Auf den heißersehnten Kulthit „Sauerland“ ließ Reiner Hänsch sein Publikum ziemlich lange warten.

Nachrodt-Wiblingwerde -  „Das war mega!“ Und dieser Meinung einer Konzertbesucherin konnten weit mehr als 700 Konzertbesucher in der Nachrodter Lennehalle nur zustimmen. Die Band Zoff rund um Frontmann Reiner Hänsch hatte geliefert und den Musikfreuden einen Abend beschert, den sie so schnell sicherlich nicht vergessen werden.

Bereits weit mehr als eine Stunde vor dem Konzert bildete sich eine lange Schlange vor der Halle. Schnee und Eis hatten die Besucher nicht abhalten können. Das wollte offensichtlich niemand verpassen. „Wir sind wirklich super zufrieden mit der Resonanz. Wir werden heute mehr als 730 Besucher in der Halle haben, damit sind wir fast ausverkauft“, freute sich Ronny Sachse, Vorsitzender des Kultur-Schock-Vereins und somit Cheforganisator.

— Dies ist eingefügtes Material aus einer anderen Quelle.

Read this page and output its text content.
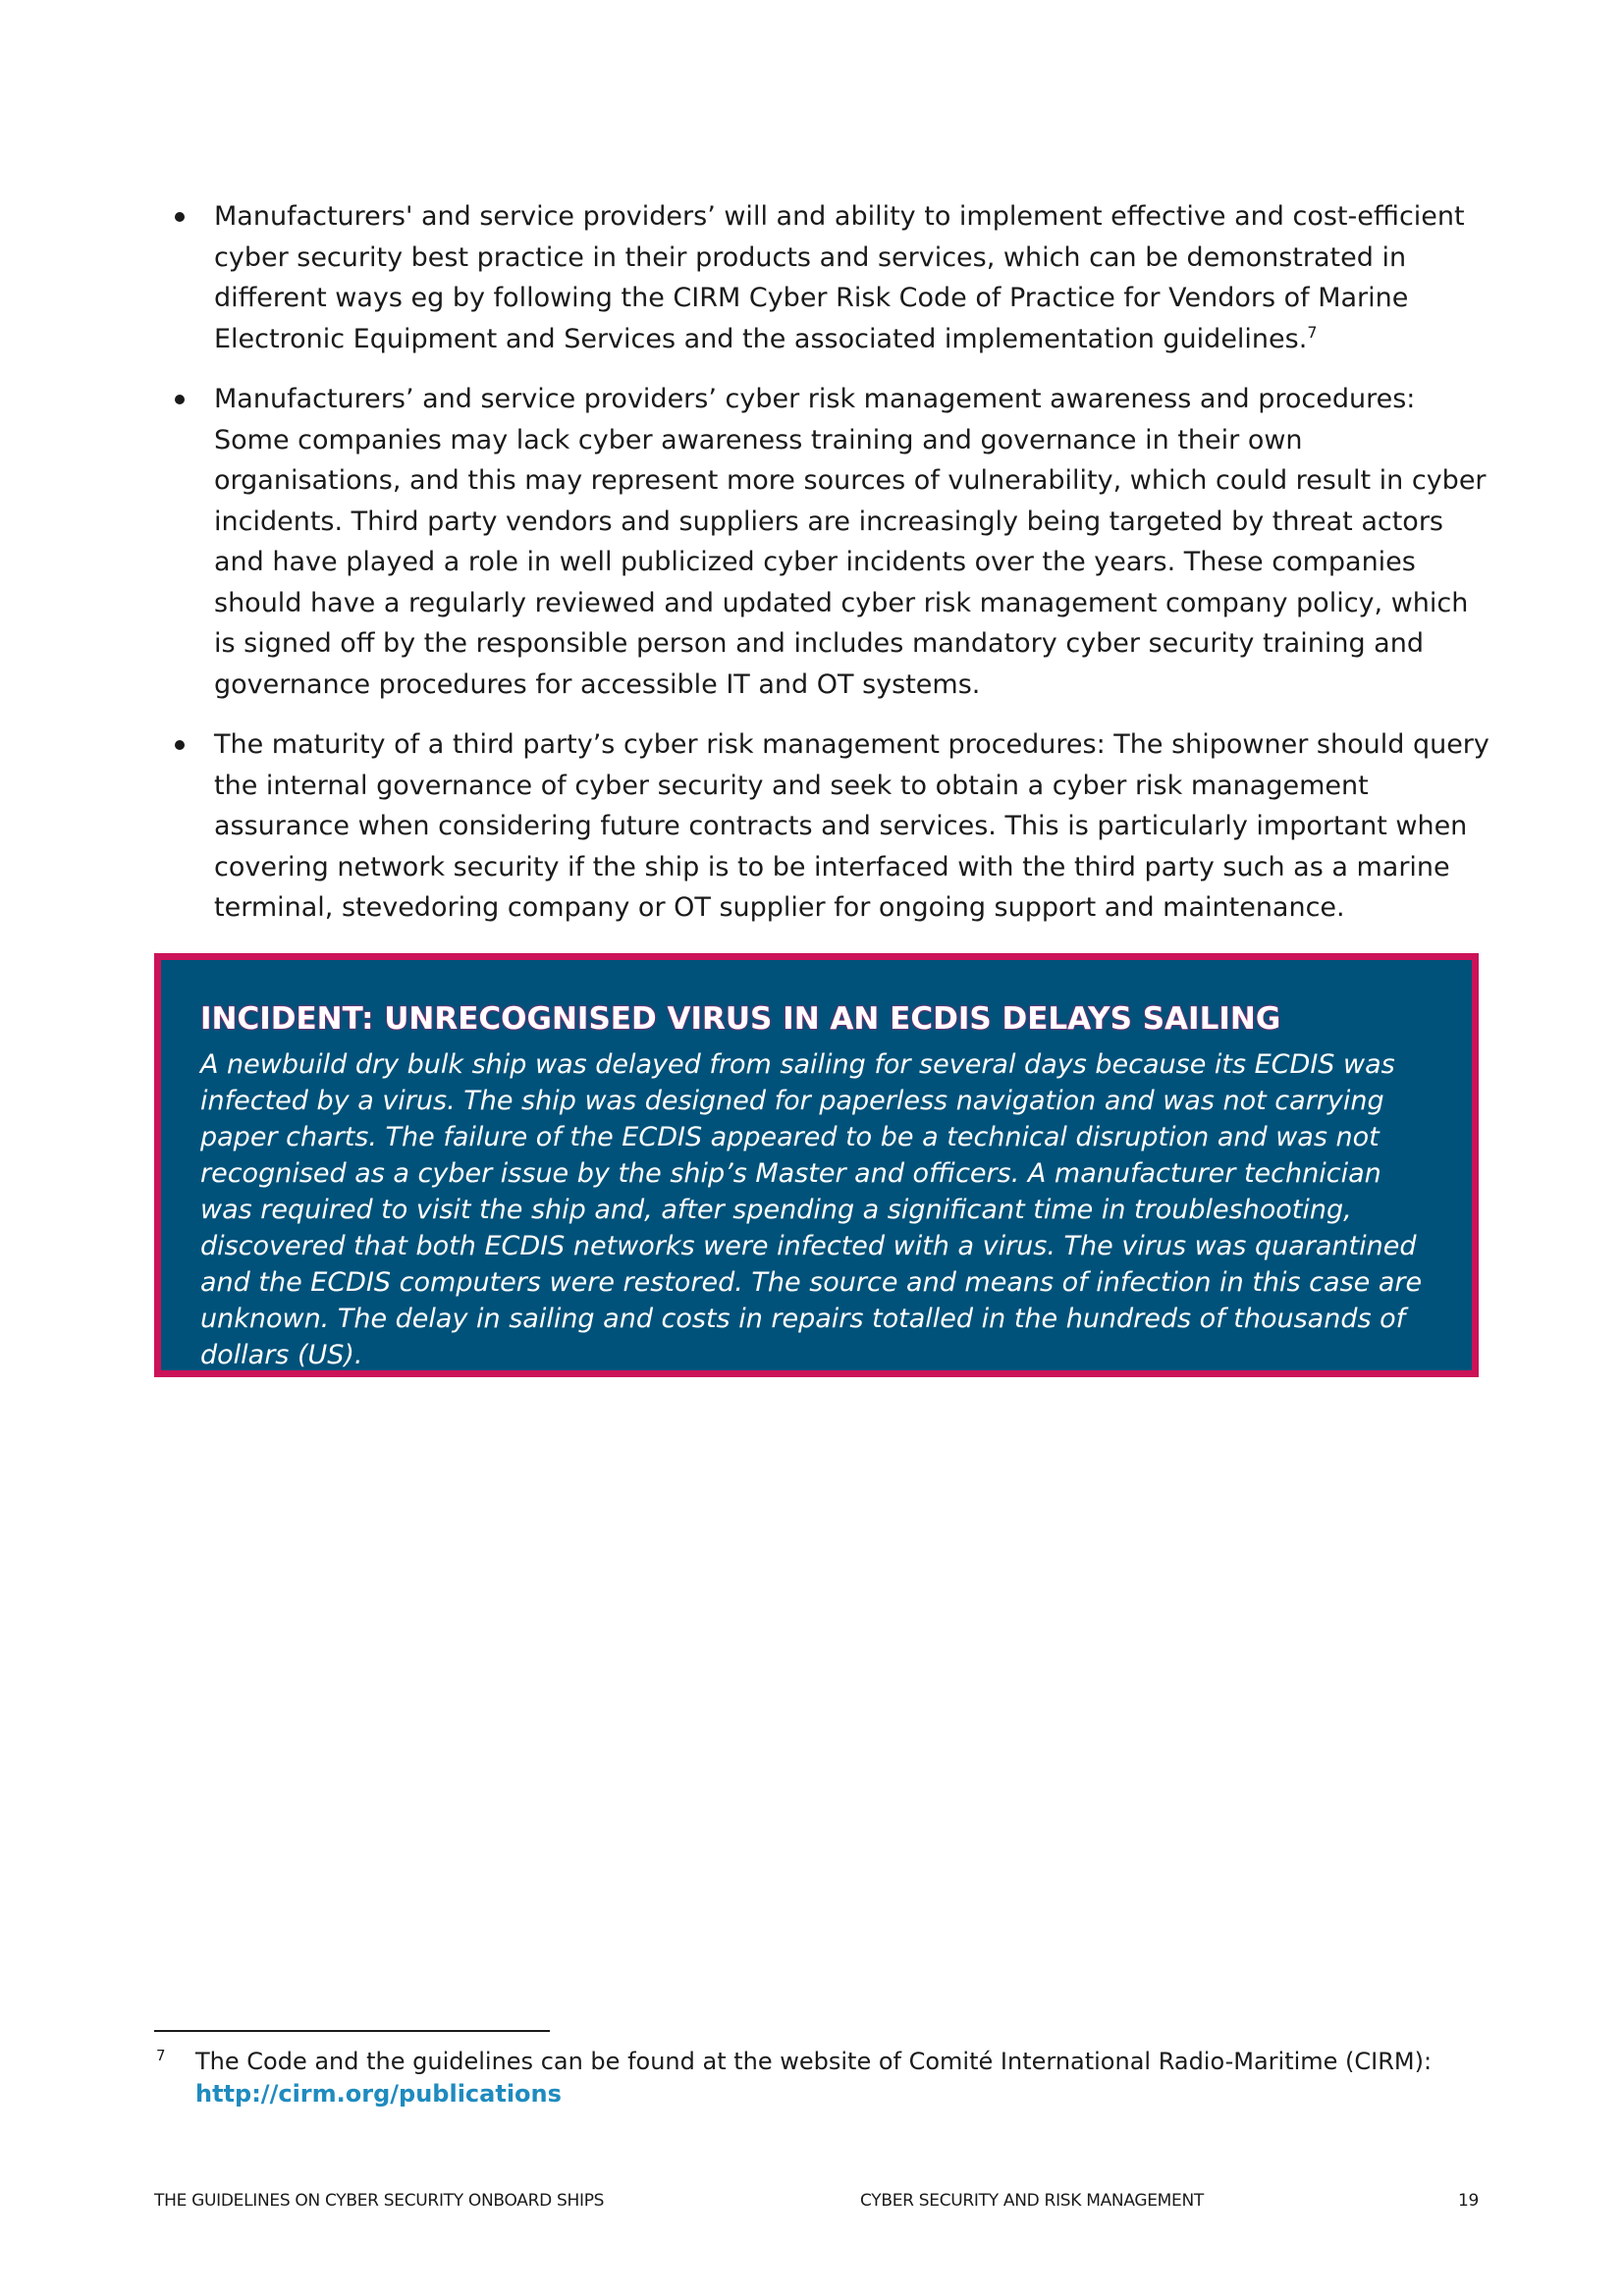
Manufacturers' and service providers’ will and ability to implement effective and cost-efficient cyber security best practice in their products and services, which can be demonstrated in different ways eg by following the CIRM Cyber Risk Code of Practice for Vendors of Marine Electronic Equipment and Services and the associated implementation guidelines.$^7$
Manufacturers’ and service providers’ cyber risk management awareness and procedures: Some companies may lack cyber awareness training and governance in their own organisations, and this may represent more sources of vulnerability, which could result in cyber incidents. Third party vendors and suppliers are increasingly being targeted by threat actors and have played a role in well publicized cyber incidents over the years. These companies should have a regularly reviewed and updated cyber risk management company policy, which is signed off by the responsible person and includes mandatory cyber security training and governance procedures for accessible IT and OT systems.
The maturity of a third party’s cyber risk management procedures: The shipowner should query the internal governance of cyber security and seek to obtain a cyber risk management assurance when considering future contracts and services. This is particularly important when covering network security if the ship is to be interfaced with the third party such as a marine terminal, stevedoring company or OT supplier for ongoing support and maintenance.
INCIDENT: UNRECOGNISED VIRUS IN AN ECDIS DELAYS SAILING

A newbuild dry bulk ship was delayed from sailing for several days because its ECDIS was infected by a virus. The ship was designed for paperless navigation and was not carrying paper charts. The failure of the ECDIS appeared to be a technical disruption and was not recognised as a cyber issue by the ship’s Master and officers. A manufacturer technician was required to visit the ship and, after spending a significant time in troubleshooting, discovered that both ECDIS networks were infected with a virus. The virus was quarantined and the ECDIS computers were restored. The source and means of infection in this case are unknown. The delay in sailing and costs in repairs totalled in the hundreds of thousands of dollars (US).

7 The Code and the guidelines can be found at the website of Comité International Radio-Maritime (CIRM):
http://cirm.org/publications
THE GUIDELINES ON CYBER SECURITY ONBOARD SHIPS	CYBER SECURITY AND RISK MANAGEMENT	19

Die Vorbereitungen auf das große Konzert hatten bereits am Freitagabend begonnen. „Das Konzert ist schon eine Herausforderung. Wir hatten noch nie eine Veranstaltung mit so vielen Leuten, bei der wir beispielsweise dauerhaft bewirtet haben. Außerdem brauchten wir viel mehr Helfer. Freunde und Familie wurden aktiviert, um das zu stemmen“, erklärte Sachse. Rund 40 ehrenamtliche Kräfte wirkten an diesem Abend hinter den Kulissen. Eine der größten Herausforderung sei der Bühnenbau gewesen. „Das war ein echter Knochenjob. Ein ganzer Lkw voller Elemente musste von uns entladen werden“, erzählte der Organisator.

"Mein Herz schlägt für das Sauerland!"

Hinzu kam der starke Schneefall. Ein Blick Richtung Himmel ließ die Kultur-Schocker schon manchmal ein wenig zittern. Aber pünktlich zum Konzertauftakt waren die Straßen frei und es konnte losgehen.

Zur Einstimmung spielten „Pay the Bill“. Schon nach Lied zwei begannen die ersten Besucher ein wenig zu tanzen. Mit ihren Coversongs hatten sie das Publikum schnell für sich begeistert. Nach einer guten Dreiviertelstunde ging es dann los, das Konzert der Kultband Zoff, die viel mehr kann als die Sauerland-Hymne.

Schnell füllten sich die Plätze rund um die Bühne. Die Menge begann im Takt zu wippen und zu klatschen. Nicht einmal einen Song brauchte Reiner Hänsch, um die Nachrodter im Griff zu haben. Seine launigen Moderationen, die gute Rockmusik und die Tatsache, dass Sauerländer für Sauerländer sangen, waren das Rezept für den stimmungsvollen Abend. Und natürlich durfte auch das berühmte Sauerland-Lied nicht fehlen. Auf den heißersehnten Kulthit mussten die Besucher allerdings noch ziemlich lange warten – das gab es nämlich erst in der Zugabe, aber mit echtem Herzschlag!